Gus Ipul menyebut, nilai-nilai yang terkandung dalam Alquran surat An Nisa ayat 8–10 menjadi landasan moral program Sekolah Rakyat, yakni peringatan agar umat tidak meninggalkan generasi yang lemah. “Takutlah kita jangan sampai meninggalkan generasi yang lemah. Siswa-siswa Sekolah Rakyat adalah bagian dari anak bangsa yang harus disiapkan menjadi generasi tangguh, pintar, berkarakter, dan memiliki keterampilan,” tegasnya.
Acara buka puasa bersama berlangsung khidmat, diawali lantunan ayat suci Alquran oleh Fahrur Roji, siswa SRMA 33 Tangerang Selatan, yang membacakan Surat An Nisa ayat 8 dengan penuh penghayatan. Suasana semakin semarak ketika para siswa lainnya menampilkan beragam bakat, mulai dari tarian daerah, pidato dalam tiga bahasa asing, pembacaan puisi, hingga paduan suara.
Gus Ipul mengaku takjub melihat perkembangan signifikan yang dicapai Sekolah Rakyat hanya dalam beberapa bulan sejak diluncurkan. Menurutnya, perubahan nyata terlihat pada peningkatan asupan gizi, kedisiplinan, kreativitas, serta rasa percaya diri para siswa.
“Sekarang anak-anak lebih optimis menatap masa depan dan tidak minder lagi. Ini yang paling penting,” ujarnya.
Ia menambahkan, kehadiran negara melalui Sekolah Rakyat merupakan bentuk keberpihakan kepada kelompok masyarakat paling bawah. Program ini menjadi instrumen strategis untuk memutus rantai kemiskinan sekaligus memperluas kesempatan anak-anak dari keluarga miskin dan miskin ekstrem memperoleh pendidikan berkualitas.

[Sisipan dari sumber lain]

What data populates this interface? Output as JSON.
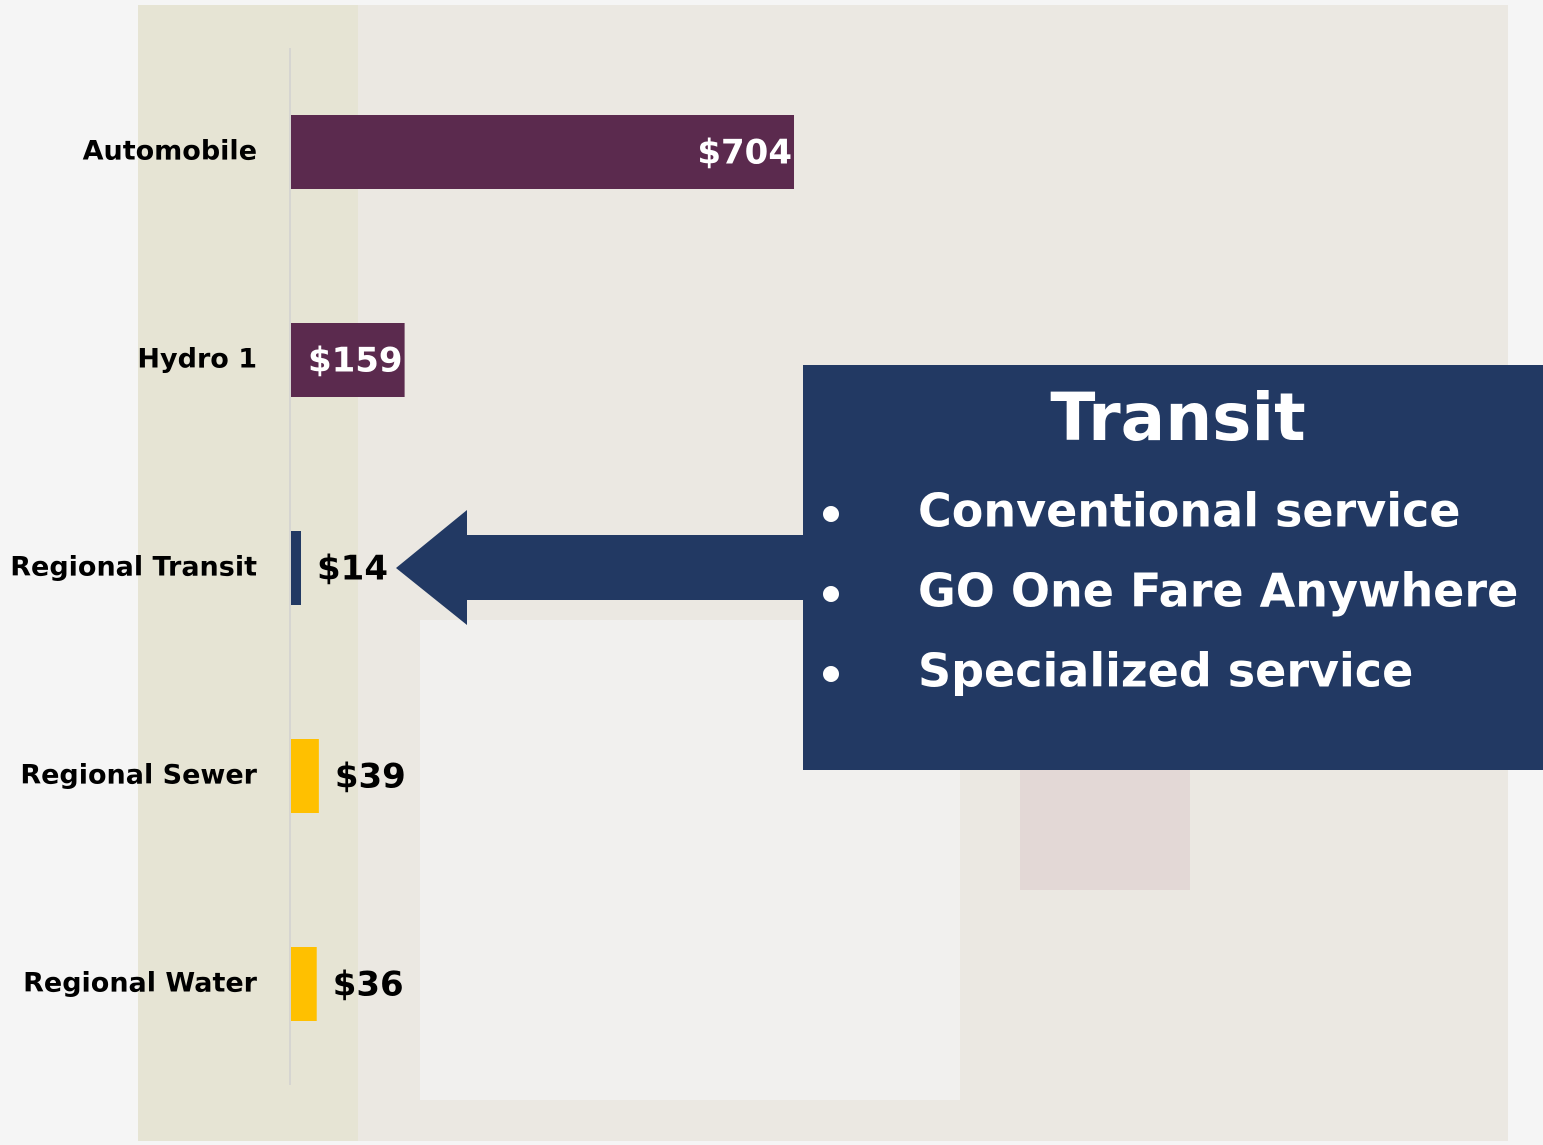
{
  "chart_data": {
    "type": "bar",
    "orientation": "horizontal",
    "categories": [
      "Automobile",
      "Hydro 1",
      "Regional Transit",
      "Regional Sewer",
      "Regional Water"
    ],
    "values": [
      704,
      159,
      14,
      39,
      36
    ],
    "value_labels": [
      "$704",
      "$159",
      "$14",
      "$39",
      "$36"
    ],
    "colors": [
      "#5b2a4e",
      "#5b2a4e",
      "#223963",
      "#ffc000",
      "#ffc000"
    ]
  },
  "callout": {
    "title": "Transit",
    "items": [
      "Conventional service",
      "GO One Fare Anywhere",
      "Specialized service"
    ]
  }
}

Dalam kesempatan tersebut, Gus Ipul juga menekankan pentingnya menumbuhkan toleransi beragama di lingkungan Sekolah Rakyat. Ia mengapresiasi semangat kebersamaan yang terbangun di berbagai sekolah, baik yang mayoritas siswanya muslim maupun nonmuslim. Sebagai simbol toleransi, Gus Ipul mempersilakan Ritha Christin Nara, guru SRT 76 Mimika, Papua Tengah, yang beragama Kristen Protestan, untuk membawakan lagu religi “Deen Assalam”. Penampilan tersebut disambut tepuk tangan meriah hadirin.
Baca Juga : Wamensos: Tragedi Siswa SD di Ngada Jadi Alarm Pentingnya Akses Pendidikan Berkeadilan
Sekolah Rakyat merupakan program unggulan Presiden Prabowo Subianto yang mengintegrasikan pendidikan gratis berbasis asrama dengan berbagai program pengentasan kemiskinan terpadu. Hingga kini, Kementerian Sosial telah menyelenggarakan 166 titik Sekolah Rakyat rintisan di seluruh Indonesia dengan total 15.945 siswa, didukung 2.218 guru dan 4.889 tenaga kependidikan.
Ke depan, pemerintah menargetkan pembangunan 104 gedung permanen Sekolah Rakyat pada tahun ini dan memperluas jangkauan hingga 500 sekolah dengan kapasitas masing-masing 1.000 siswa. Program ini diharapkan menjadi fondasi kuat dalam mencetak generasi unggul, berdaya saing, dan berakhlak mulia demi menyongsong Indonesia maju.